Summer has arrived and while the sun is shining bright it’s a golden time to highlight July as UV Safety Awareness Month! The sun emits radiation known as UV-A and UV-B rays. Both types can damage your eyes and skin: UV-B rays have short wavelengths that reach the outer layer of your skin and UV-A rays have longer wavelengths that can penetrate the middle layer of your skin. 1. Cover Up: Wearing a Hat (preferably wide-brimmed) or other
shade-protective clothing can partly shield your skin from the harmful effects of UV ray exposure. Proper clothing may include long-sleeved shirts, pants, hats, and sunglasses – for eye protection.

2. Stay in the Shade: The sun’s glare is most intense at midday. Staying in the shade between the hours of 10 a.m. and 4 p.m. will further protect your skin. The sun can still damage your skin on cloudy days or in the winter. For this reason, it is important to stay protected throughout the year.

3. Choose the Right Sunscreen: This is extremely important. The U.S. Food and Drug Administration’s (FDA) new regulations for sunscreen labeling recommend that your sunscreen have a sun protection factor (SPF) of at least 15, and should protect against both Ultraviolet A (UV-A) and Ultraviolet B (UV-B) rays. The info on the label can be confusing. Look for broad-spectrum that block both UV-A and UV-B. SPF stands for Sunburn
Protection Factor. SPF ratings are determined in a laboratory setting. SPF-30 products are estimated to allow 1/30 of the sun’s burning rays to get through to the skin. SPF-50 allows 1/50 to get through. SPF 30 filters 97% of the suns UVB rays. No sunscreen can filter out 100% of the suns rays. There’s no such thing as 100% waterproof sunscreen It’s important
to reapply every 2 hours at least, more often if you are sweating or swimming.

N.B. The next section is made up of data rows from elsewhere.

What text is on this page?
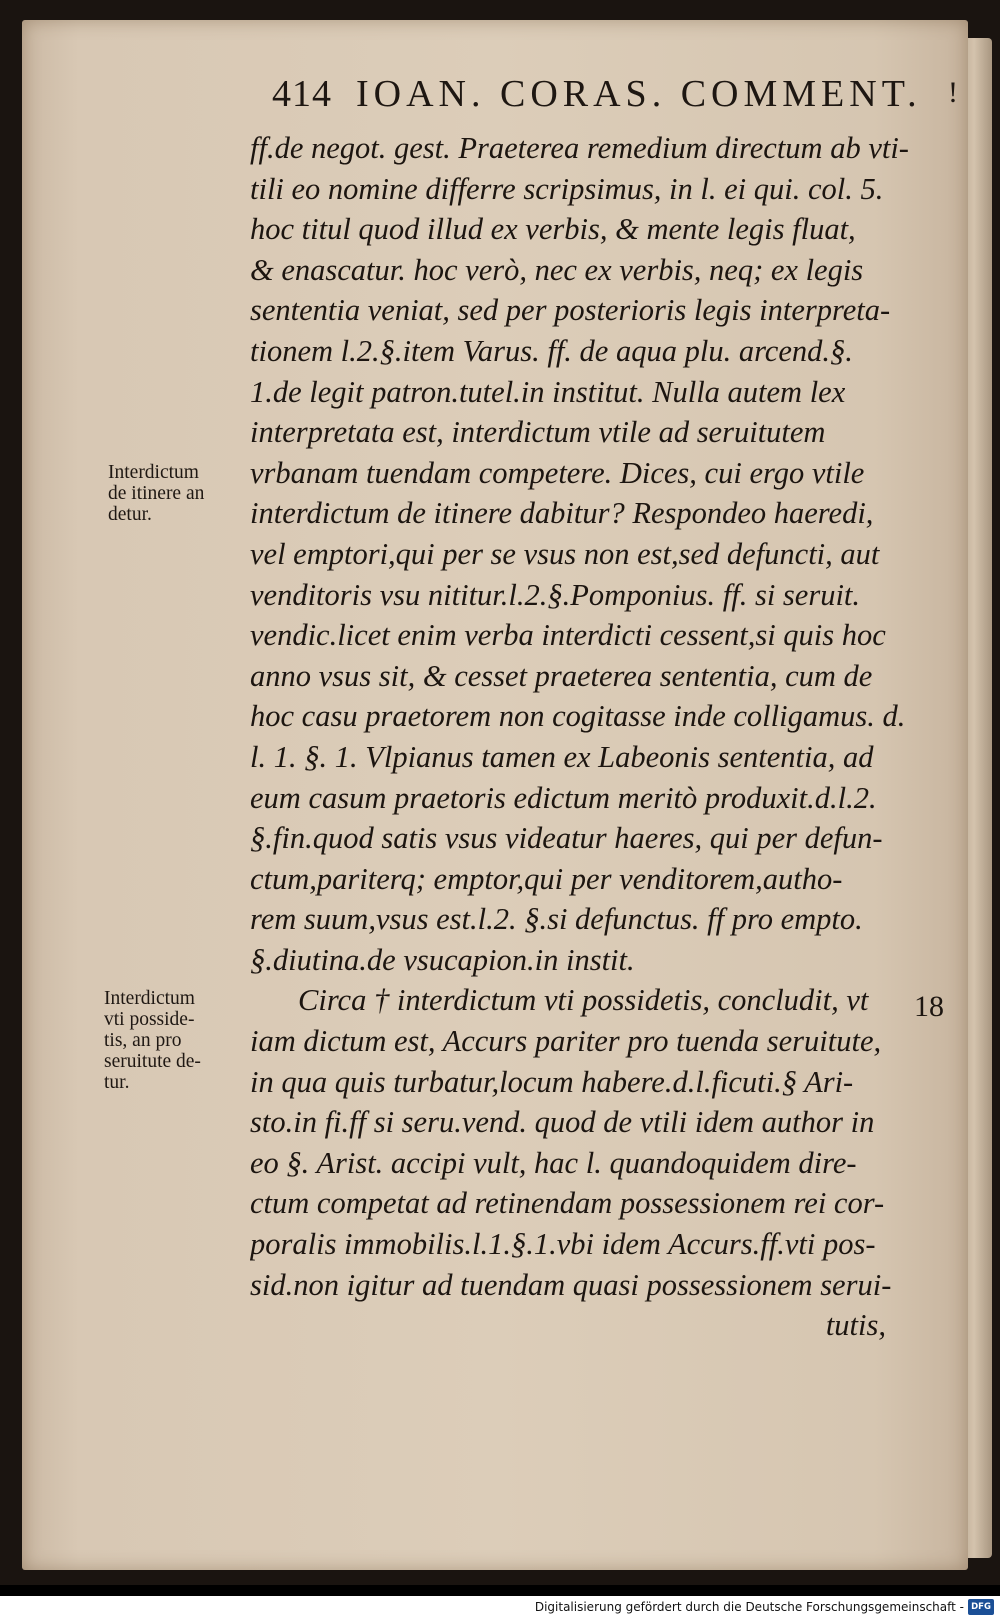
414 IOAN. CORAS. COMMENT. !
ff.de negot. gest. Praeterea remedium directum ab vti-
tili eo nomine differre scripsimus, in l. ei qui. col. 5.
hoc titul quod illud ex verbis, & mente legis fluat,
& enascatur. hoc verò, nec ex verbis, neq; ex legis
sententia veniat, sed per posterioris legis interpreta-
tionem l.2.§.item Varus. ff. de aqua plu. arcend.§.
1.de legit patron.tutel.in institut. Nulla autem lex
interpretata est, interdictum vtile ad seruitutem
vrbanam tuendam competere. Dices, cui ergo vtile
interdictum de itinere dabitur? Respondeo haeredi,
vel emptori,qui per se vsus non est,sed defuncti, aut
venditoris vsu nititur.l.2.§.Pomponius. ff. si seruit.
vendic.licet enim verba interdicti cessent,si quis hoc
anno vsus sit, & cesset praeterea sententia, cum de
hoc casu praetorem non cogitasse inde colligamus. d.
l. 1. §. 1. Vlpianus tamen ex Labeonis sententia, ad
eum casum praetoris edictum meritò produxit.d.l.2.
§.fin.quod satis vsus videatur haeres, qui per defun-
ctum,pariterq; emptor,qui per venditorem,autho-
rem suum,vsus est.l.2. §.si defunctus. ff pro empto.
§.diutina.de vsucapion.in instit.
Circa † interdictum vti possidetis, concludit, vt
iam dictum est, Accurs pariter pro tuenda seruitute,
in qua quis turbatur,locum habere.d.l.ficuti.§ Ari-
sto.in fi.ff si seru.vend. quod de vtili idem author in
eo §. Arist. accipi vult, hac l. quandoquidem dire-
ctum competat ad retinendam possessionem rei cor-
poralis immobilis.l.1.§.1.vbi idem Accurs.ff.vti pos-
sid.non igitur ad tuendam quasi possessionem serui-
tutis,
18
Interdictum
de itinere an
detur.
Interdictum
vti posside-
tis, an pro
seruitute de-
tur.
Digitalisierung gefördert durch die Deutsche Forschungsgemeinschaft - DFG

4. Use the Right Amount of Sunscreen: According to the National Council on Skin Cancer Prevention, most people apply only 25-50 percent of the recommended amount of sunscreen. When out in the sun, it’s important that you apply at least one ounce (a palmful) of sunscreen every two hours. You should apply it more often if you are sweating or swimming, even if the sunscreen is waterproof.

Heat exhaustion and heat stroke are potential problems in hot weather. The risk is higher when the humidity is high. Signs of heat exhaustion include: Cool, moist skin with goosebumps when in the heat, heavy sweating, faintness, dizziness, fatigue, weak, rapid pulse, low blood pressure upon standing, muscle cramps, nausea, headache. There are a number of ways to prevent heat exhaustion. Wear lightweight and loose-fitting clothing.
Sunburn interferes with the body’s ability to regulate heat, so avoiding sunburn is important. Keep hydrated, avoiding alcoholic beverages. Be aware that some medications also interfere with heat control. Never leave a person, pet, anyone in a car who is unable to get out. Avoid being outside in the hottest part of the day. Don’t spend a lot of time in the heat if you are not used to it.

“Life is a series of natural and spontaneous changes. Don’t resist them; that only creates sorrow. Let reality be reality. Let things flow naturally forward in whatever way they like.”